Top 5 MLOps Tools

Table of Contents
Introduction
MLOps is a unique field that I believe is safeguarded by the dominance of AI. Why? Because there are so many moving parts and complex steps involved. You need a proper team of machine learning engineers to deploy, maintain, monitor, and retrain models continuously. However, machine learning engineers can make their lives easier by using the best tools for experiment tracking, model registry, model serving, machine learning pipelines, model monitoring, and distributed computing for training and model inference. This blog introduces you to the top 5 MLOps tools that can simplify your workflow and help you choose what best suits your needs.
The Top 5 MLOps Tools
All the MLOps tools are open source and also come with managed services. This means you can use them locally or connect to them using the cloud.
1. MLFlow
MLFlow is an open-source tool known for its ability to track experiments and manage models throughout their entire lifecycle. It allows users to log various metrics and also offers features for version control, packaging models, and serving them.
- Key Feature: It simplifies the machine learning lifecycle by enabling the recording of metrics, version control for artifacts and models, and providing serving endpoints.
- Ideal For: Teams seeking a comprehensive tool for experiment tracking and model management.
2. Prefect
Prefect is a powerful workflow orchestration tool designed to automate and streamline your machine learning workflows. It excels at scheduling tasks and monitoring their execution, ensuring complex workflows run smoothly.
- Key Feature: Prefect enhances reliability by offering tools that help schedule and monitor complex tasks effectively.
- Ideal For: Machine Learning teams focused on automation who want to ensure the timely execution of every task in their machine learning pipeline.
3. BentoML
I simply love BentoML because it provides the easiest way to serve and deploy machine learning models. With BentoML, you can easily package models for production use, whether they are LLMs, vision models, or even simple classification models.
- Key Feature: It streamlines the process of converting and deploying models into production-ready APIs. Additionally, it comes with BentoCloud, which makes it even simpler to deploy models to the cloud.
- Ideal For: Teams seeking straightforward deployment solutions that facilitate scaling and easily integrate into existing systems.
4. Evidently
Evidently focuses on the crucial aspect of model monitoring and evaluation after deployment. It offers tools that continuously track model performance and assess data quality, providing insights that help tackle potential issues early on.
- Key Feature: Evidently helps maintain model integrity by providing metrics and visualizations of model performance over time.

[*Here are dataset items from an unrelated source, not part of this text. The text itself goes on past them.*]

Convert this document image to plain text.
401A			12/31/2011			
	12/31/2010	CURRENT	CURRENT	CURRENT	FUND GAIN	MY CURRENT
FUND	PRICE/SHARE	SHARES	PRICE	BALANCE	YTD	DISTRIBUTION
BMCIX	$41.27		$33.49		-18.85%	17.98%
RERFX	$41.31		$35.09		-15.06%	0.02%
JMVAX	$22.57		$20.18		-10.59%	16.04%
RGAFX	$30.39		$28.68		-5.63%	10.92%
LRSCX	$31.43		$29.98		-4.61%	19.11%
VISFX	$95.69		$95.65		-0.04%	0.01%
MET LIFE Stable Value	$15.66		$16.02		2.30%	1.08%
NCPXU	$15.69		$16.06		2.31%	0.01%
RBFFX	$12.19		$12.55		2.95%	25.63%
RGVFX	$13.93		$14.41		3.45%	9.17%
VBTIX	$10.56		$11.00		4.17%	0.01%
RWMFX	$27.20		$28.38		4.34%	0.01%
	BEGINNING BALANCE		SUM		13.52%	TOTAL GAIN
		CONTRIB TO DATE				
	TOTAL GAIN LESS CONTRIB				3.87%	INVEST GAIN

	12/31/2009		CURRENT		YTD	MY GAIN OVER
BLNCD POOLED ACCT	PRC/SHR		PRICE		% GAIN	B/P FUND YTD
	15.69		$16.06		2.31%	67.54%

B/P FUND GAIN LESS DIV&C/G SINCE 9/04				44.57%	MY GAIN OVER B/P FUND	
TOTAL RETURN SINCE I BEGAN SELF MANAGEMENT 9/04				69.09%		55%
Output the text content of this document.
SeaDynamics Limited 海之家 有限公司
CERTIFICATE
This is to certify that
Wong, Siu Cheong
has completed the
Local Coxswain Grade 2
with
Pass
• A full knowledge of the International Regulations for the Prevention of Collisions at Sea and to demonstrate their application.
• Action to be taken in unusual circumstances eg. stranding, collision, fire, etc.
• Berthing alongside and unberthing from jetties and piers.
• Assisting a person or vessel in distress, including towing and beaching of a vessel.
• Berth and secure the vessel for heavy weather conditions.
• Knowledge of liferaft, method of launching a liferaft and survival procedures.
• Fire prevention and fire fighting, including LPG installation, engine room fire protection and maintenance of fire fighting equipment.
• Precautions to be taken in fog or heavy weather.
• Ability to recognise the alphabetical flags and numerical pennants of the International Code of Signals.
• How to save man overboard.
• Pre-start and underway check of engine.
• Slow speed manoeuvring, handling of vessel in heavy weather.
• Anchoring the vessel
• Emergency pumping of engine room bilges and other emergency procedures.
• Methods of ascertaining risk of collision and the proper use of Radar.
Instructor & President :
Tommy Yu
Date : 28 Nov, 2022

- Ideal For: Teams keen on ensuring their models remain accurate and effective in a production environment.
5. Ray
Ray is a powerful distributed computing framework perfect for scaling machine learning tasks. It allows for parallel and distributed processing, making it ideal for organizations that handle large-scale operations and need to leverage multiple machines efficiently.
- Key Feature: Train and serve models using both parallel and distributed computing, boosting the efficiency of ML applications.
- Ideal For: Teams looking to scale their machine learning frameworks and applications seamlessly across numerous computing resources.
MLOps Tools Overview
To further aid your evaluation, here’s a comparative overview of these tools:
Tool | Main Functionality | Supported Frameworks | Deployment Options |
---|---|---|---|
MLFlow | Tracking experiments and managing models | TensorFlow, PyTorch, Scikit-learn, etc. | Cloud, on-prem, containers |
Prefect | Orchestrating and scheduling ML workflows | Works with any framework via integrations | Cloud and server-based |
BentoML | Packaging and serving machine learning models | TensorFlow, PyTorch, Scikit-learn, etc. | Cloud, on-prem, Docker/Kubernetes |
Evidently | Monitoring model performance and data quality | Any model that outputs logs or metrics | Cloud and on-prem |
Ray | Distributed computing for scaling operations | TensorFlow, PyTorch, and custom frameworks | Cloud, on-prem, Kubernetes |
Conclusion
Each of these tools plays a unique role in the machine learning lifecycle. Whether you’re focused on tracking experiments, automating workflows, serving models, monitoring performance, or scaling operations, there’s a tool tailored for your needs. Choosing the right MLOps tool depends on your specific project requirements, team familiarity, and the complexity of your applications. I hope this guide helps you navigate your MLOps journey with confidence.